Last week we discussed interoperability which is about performing actions between various crypto ecosystems. Uniswap tackles a much more scoped problem which is swapping tokens within the Ethereum ecosystem.
Uniswap V1 (2018)
Key problem: exchanging one token for another is usually done via an order book (you have to trust that centralized exchanges like Coinbase keeps a list of people who want to buy and sell at various prices and that they match those trades fairly). Uniswap is a decentralized exchange implementing an automated market maker (AMM) protocol that does away with a centralized order book, relying only on a mathematical formula to determine the price of assets.
Key design:
Smart contracts with liquidity pools of an ERC20 token and ETH. You can imagine many pools with 2 types of tokens inside each pool (1 is an ERC 20 token like Chainlink’s LINK or Maker’s DAI, the other is ETH), those who add tokens to the pool are called liquidity providers (LPs)

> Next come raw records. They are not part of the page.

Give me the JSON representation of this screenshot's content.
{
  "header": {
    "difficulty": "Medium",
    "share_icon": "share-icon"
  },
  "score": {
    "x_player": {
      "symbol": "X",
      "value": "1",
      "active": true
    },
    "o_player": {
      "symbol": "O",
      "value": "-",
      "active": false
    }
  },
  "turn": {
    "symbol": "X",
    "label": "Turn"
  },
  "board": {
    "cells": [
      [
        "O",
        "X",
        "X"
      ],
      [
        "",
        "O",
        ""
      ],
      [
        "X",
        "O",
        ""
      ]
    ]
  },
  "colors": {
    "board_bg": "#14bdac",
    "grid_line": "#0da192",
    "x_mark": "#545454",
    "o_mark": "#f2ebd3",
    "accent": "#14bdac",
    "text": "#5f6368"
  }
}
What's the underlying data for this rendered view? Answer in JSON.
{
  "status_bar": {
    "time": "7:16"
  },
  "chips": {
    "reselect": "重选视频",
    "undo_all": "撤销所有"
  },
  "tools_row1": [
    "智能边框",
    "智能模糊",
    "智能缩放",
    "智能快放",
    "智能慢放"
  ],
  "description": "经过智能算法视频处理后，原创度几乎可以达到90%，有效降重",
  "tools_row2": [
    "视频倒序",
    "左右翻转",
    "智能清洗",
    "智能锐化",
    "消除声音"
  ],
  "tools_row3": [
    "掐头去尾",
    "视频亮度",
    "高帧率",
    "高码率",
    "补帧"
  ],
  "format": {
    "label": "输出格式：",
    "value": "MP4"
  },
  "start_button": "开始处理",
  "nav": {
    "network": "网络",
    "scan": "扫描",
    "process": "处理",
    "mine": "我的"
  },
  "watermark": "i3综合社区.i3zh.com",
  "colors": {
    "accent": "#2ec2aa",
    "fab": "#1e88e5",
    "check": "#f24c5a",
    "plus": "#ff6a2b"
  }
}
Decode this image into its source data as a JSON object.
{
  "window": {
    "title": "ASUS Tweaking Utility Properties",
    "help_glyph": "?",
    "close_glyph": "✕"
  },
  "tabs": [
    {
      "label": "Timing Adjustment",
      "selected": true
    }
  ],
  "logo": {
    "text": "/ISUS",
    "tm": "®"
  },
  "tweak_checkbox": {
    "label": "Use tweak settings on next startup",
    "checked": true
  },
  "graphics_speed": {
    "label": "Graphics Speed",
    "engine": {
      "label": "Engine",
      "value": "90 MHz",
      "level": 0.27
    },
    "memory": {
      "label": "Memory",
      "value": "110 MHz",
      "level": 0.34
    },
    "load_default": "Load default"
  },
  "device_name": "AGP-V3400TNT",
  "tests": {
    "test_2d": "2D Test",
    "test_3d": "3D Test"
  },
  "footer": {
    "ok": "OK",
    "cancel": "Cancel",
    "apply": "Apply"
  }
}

Why would anyone be a liquidity provider? Because every trade has a 0.3% fee which is pooled and distributed back to LP’s proportion to how much liquidity they’ve provided
The mathematical formula determining price is X * Y = K. Many people have explained why this formula works, here’s Vitalik’s explanation, I’ll explain it below briefly below
Uniswap V2 (2020)
Key problem: In V1, to swap from one ERC20 token to the other, you’re actually swapping from Token A to ETH, then ETH to Token B. Why is this bad? Swappers pay fees twice, LP’s have to have exposure to ETH.
Key design:
You can now swap one ERC20 token for another without ETH in the middle. This is done via smart contracts with pools of arbitrary ERC20 token/ ERC20 token pairs (this is the main innovation of V2)

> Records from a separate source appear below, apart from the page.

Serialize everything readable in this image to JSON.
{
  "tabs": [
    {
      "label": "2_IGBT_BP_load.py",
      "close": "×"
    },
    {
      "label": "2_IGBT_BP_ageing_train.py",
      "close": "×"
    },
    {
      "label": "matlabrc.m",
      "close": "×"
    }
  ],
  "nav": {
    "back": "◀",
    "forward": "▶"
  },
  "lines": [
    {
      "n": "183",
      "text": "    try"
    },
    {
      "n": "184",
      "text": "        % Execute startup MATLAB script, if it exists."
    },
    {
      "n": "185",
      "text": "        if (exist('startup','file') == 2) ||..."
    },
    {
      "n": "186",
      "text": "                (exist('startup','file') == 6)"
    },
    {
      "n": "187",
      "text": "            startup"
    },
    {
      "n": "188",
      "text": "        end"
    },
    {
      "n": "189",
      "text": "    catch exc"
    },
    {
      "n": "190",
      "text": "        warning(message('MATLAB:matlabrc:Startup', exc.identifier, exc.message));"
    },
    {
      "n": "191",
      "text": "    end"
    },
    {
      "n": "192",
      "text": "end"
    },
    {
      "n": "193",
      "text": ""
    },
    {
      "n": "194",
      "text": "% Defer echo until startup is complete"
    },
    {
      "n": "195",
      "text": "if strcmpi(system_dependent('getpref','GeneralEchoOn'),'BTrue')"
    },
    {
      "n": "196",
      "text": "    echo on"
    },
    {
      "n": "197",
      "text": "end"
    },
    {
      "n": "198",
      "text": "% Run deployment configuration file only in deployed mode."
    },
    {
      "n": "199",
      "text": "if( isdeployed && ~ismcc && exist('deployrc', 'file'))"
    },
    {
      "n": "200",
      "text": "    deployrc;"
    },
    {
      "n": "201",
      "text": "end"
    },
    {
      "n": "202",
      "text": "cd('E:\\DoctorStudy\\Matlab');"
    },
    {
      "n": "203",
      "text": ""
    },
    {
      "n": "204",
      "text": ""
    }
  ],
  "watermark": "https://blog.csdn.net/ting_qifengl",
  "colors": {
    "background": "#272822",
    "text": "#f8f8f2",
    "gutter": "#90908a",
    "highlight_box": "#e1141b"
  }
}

Other design changes which you can read about on your own include improving their price oracle (to have less manipulation), implementing flash swaps (a byproduct was making the 0.3% fee more flexible) , improving security (essentially, modularizing two functionalities so if one gets attacked at least it doesn’t affect the other)
Uniswap V3 (2021)
Key problem: In V1 and V2, liquidity is spread along the entire price curve (graph below) from 0 to infinity, this isn’t particularly capital-efficient since most trades actually happen within a smaller range of that curve. With the V1 and V2 design, as a trader, you have less depth of liquidity at the prices you want to trade at, as an LP you have capital that isn’t being used because it sits outside the range that anybody actually wants to trade at.
Key design:
Other design changes you can read about on your own include improving the price oracle again, making fees much more flexible (with initial fee tiers at 0.05%, 0.3% and 1%), and liquidity oracles.
DICTIONARY:
ERC20 is a token standard used by Ethereum, many projects have been built using it such as Chainlink (LINK), Maker (DAI), Tether (USDT), Shiba Inu (SHIB)
tldr math explanation:
X * Y = K, remember X is quantity of token A, Y is quantity of token B, K is the constant X * Y. Essentially, if you graph the constant K, it looks like the graph below. Let’s say token A in the graph is LINK and token B is ETH and we’re starting at the red dot on the left. If somebody swaps LINK for ETH, the relative balance of ETH to LINK in the pool decreases, we move from the left red dot to the right red dot. At the right red dot, you need to exchange more LINK to get the same amount of ETH as the left red dot. In other words - this formula models supply and demand to determine price.